This is the first in a series of posts about women’s groups that march during Mardi Gras season. Many groups that march during Mardi Gras raise money during special events to help different organizations in the city of New Orleans and these events take place between now and Mardi Gras, hence the timing of the series. This first segment will be about The Pussyfooters -the history of the group and more importantly their annual fundraiser, The Blush Ball, which takes place in order to raise money to benefit The Metropolitan Center for Women and Children while throwing one hell of a party to do so!
Last year, I was invited to join a group of women who call themselves The Pussyfooters. I knew them as a fantastic group of confident dancing gals who marched in Muses but quickly learned that they are much more. The ladies (all of whom are above the age of thirty, a prerequisite for joining) dress in pink, sherbet orange and white and take to the streets to march or dance freestyle during a number of events throughout the year. There are close to eighty women in the group now, though you will see the greatest number of members march during Muses as some live in other places now or split time between different cities.
In front of the judges’ booth, Muses 2009
Small groups of ladies pop up at events all over the city from August until Muses. Last year the Pussyfooters made appearances at the Midsummer Mardi Gras, The Halloween Parade, The Lazarus Halloween Ball, Prospect Everyone, The Blush Ball, and The Lyons Club just to name a few events! We do not always wear the official costume of the year, but often dress “free style” where the only dress requirement is to wear Pussyfooter colors. It is during these events where you will see individual characters shine through.
At Prospect Everyone, 2008, above and
dancing in “loose formation” at The Lyons Club March, below
THE BLUSH BALL
This year’s Blush Ball will feature entertainment by DJ Soul Sister and Big Sam’s Funky Nation for dancing, Pussyfooter’s performing and debuting this year’s official costume, Mardi Gras Indians, the 610 Stompers, raffles, edibles and a cash bar!
Friday, January 15, 2010
8pm til Midnight
The Old Mardi Gras World
233 Newton Street, Algiers Point
$20.00 tickets purchased ahead, $25.00 at the door
email Nikki Page @ firstname.lastname@example.org to purchase ahead
THE HISTORY & PURPOSE OF THE PUSSYFOOTERS
I interviewed one of the founding members of the group, Camille Baldassar to get some answers about how the group started and what we stand for. First and foremost, it is said that
PUSSYFOOTERS ARE ON THIS EARTH TO RAISE THE CONSCIOUSNESS OF ALL WOMEN EVERYWHERE. SISTERS FROM THE MOTHERSHIP WORK TO SUPPORT AND EMPOWER WOMEN GLOBALLY AND LOCALLY. WE HONOR OUR IMPERFECTIONS AND DANCE OUT OF LOVE AND NON-JUDGEMENT. WE ARE- EACH AND EVERYONE OF US-SHINY DIAMONDS.
Who are The Pussyfooters?
Majorettes from the Mothership sent here to help the party people get their groove on.
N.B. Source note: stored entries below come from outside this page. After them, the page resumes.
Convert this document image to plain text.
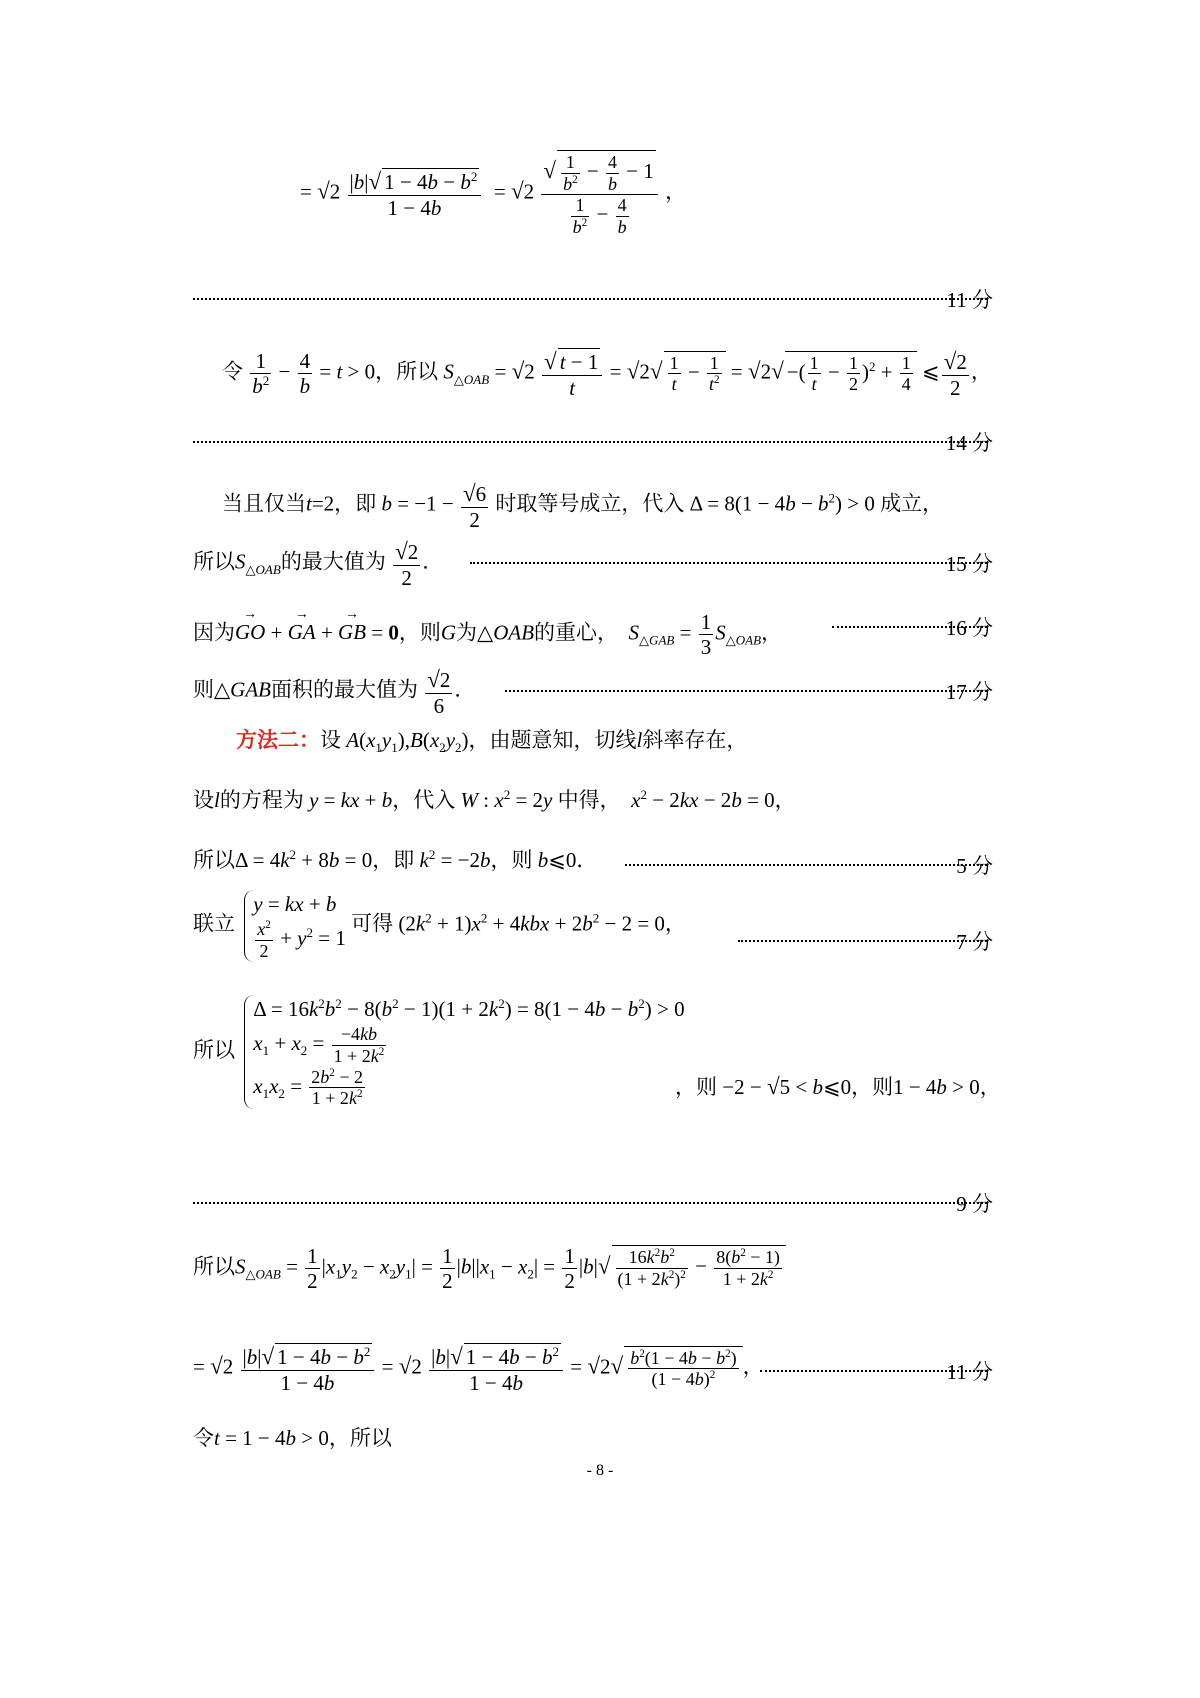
= $√2 \frac{|b|√ 1 - 4b - b^2}{1 - 4b} = √2 \frac{√ \frac{1}{b^2} - \frac{4}{b} - 1}{\frac{1}{b^2} - \frac{4}{b}}$ ，
11 分
令 $\frac{1}{b^2} - \frac{4}{b} = t > 0$，所以 $S_{\triangle OAB} = √2 \frac{√ t - 1}{t} = √2√ \frac{1}{t} - \frac{1}{t^2} = √2√$ −( $\frac{1}{t} - \frac{1}{2} )^2 + \frac{1}{4}$ ⩽ $\frac{√2}{2}$ ，
14 分
当且仅当t=2，即 $b = -1 - \frac{√6}{2}$ 时取等号成立，代入 $\Delta = 8(1 - 4b - b^2) > 0$ 成立，
所以$S_{\triangle OAB}$的最大值为 $\frac{√2}{2}$ ．	15 分
因为→ GO + → GA + → GB = 0，则G为△OAB的重心， $S_{\triangle GAB} = \frac{1}{3} S_{\triangle OAB}$，	16 分
则△GAB面积的最大值为 $\frac{√2}{6}$ ．	17 分
方法二：设 $A(x_1y_1),B(x_2y_2)$，由题意知，切线l斜率存在，
设l的方程为 y = kx + b，代入 W : $x^2 = 2y$ 中得， $x^2 - 2kx - 2b = 0$，
所以$\Delta = 4k^2 + 8b = 0$，即 $k^2 = -2b$，则 b⩽0．	5 分
联立
y = kx + b
$\frac{x^2}{2} + y^2 = 1$
可得 $(2k^2 + 1)x^2 + 4kbx + 2b^2 - 2 = 0$，
7 分
所以
$\Delta = 16k^2b^2 - 8(b^2 - 1)(1 + 2k^2) = 8(1 - 4b - b^2) > 0$
$x_1 + x_2 = \frac{-4kb}{1 + 2k^2}$
$x_1x_2 = \frac{2b^2 - 2}{1 + 2k^2}$	，则 −2 − √5 < b⩽0，则1 − 4b > 0，
9 分
所以$S_{\triangle OAB} = \frac{1}{2} |x_1y_2 - x_2y_1| = \frac{1}{2} |b||x_1 - x_2| = \frac{1}{2} |b|√ \frac{16k^2b^2}{(1 + 2k^2)^2} - \frac{8(b^2 - 1)}{1 + 2k^2}$
= $√2 \frac{|b|√ 1 - 4b - b^2}{1 - 4b} = √2 \frac{|b|√ 1 - 4b - b^2}{1 - 4b} = √2√ \frac{b^2(1 - 4b - b^2)}{(1 - 4b)^2}$ ，	11 分
令t = 1 − 4b > 0，所以
- 8 -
Can you talk about your inspiration for founding the Pussyfooters?
I was watching one of my first Mardi Gras parades and fell in love with the gals who dance in the high school troupes. I was about 37 years old and thought, “I want to do that!” I began asking around, and with the help of a few core women we called a meeting, held practices, contacted Muses, made costumes and the Pussyfooters were born.
Why the name Pussyfooters?
Someone just thought it up in the early stages of brainstorming, and as soon as we heard it we knew it was the right one. We love the double entendre twist. One of the definitions of Pussyfoot means to sneak behind the scenes-do things your own way. There’s a little subversive nature to who we are as well.
How did the grow to be so large? There are close to eighty members now!
People love what we do as much as we do. We are proud to be one of the, now, many women’s parade groups that fit naturally into the NOLA groove.
Note: Each woman is invited to join and is sponsored by another established Pussyfooter. Only one woman may be sponsored by a member, and membership does not expand every year.
How did the handlers come about?
The first year we knew enough to invite our male friends to march with us and help out. The first parade they just jumped in and helped with crowd control, the music system, and kept us hydrated. We couldn’t do this without them.
What does the group do to help empower women?
What we see is that Pussyfooting (organizing together, costuming, and performance) creates individual and group growth, self-confidence, and self respect via performance. We are all amateur dancers, yet still get out there and strut our joy for everyone.
What is the vision for the future of the group?
We hope to expand our service mission, and are in the process of applying for Non-profit status. We are working to nurture more depth in our values of Love, non-judgement, respect, and service within our own organizational culture.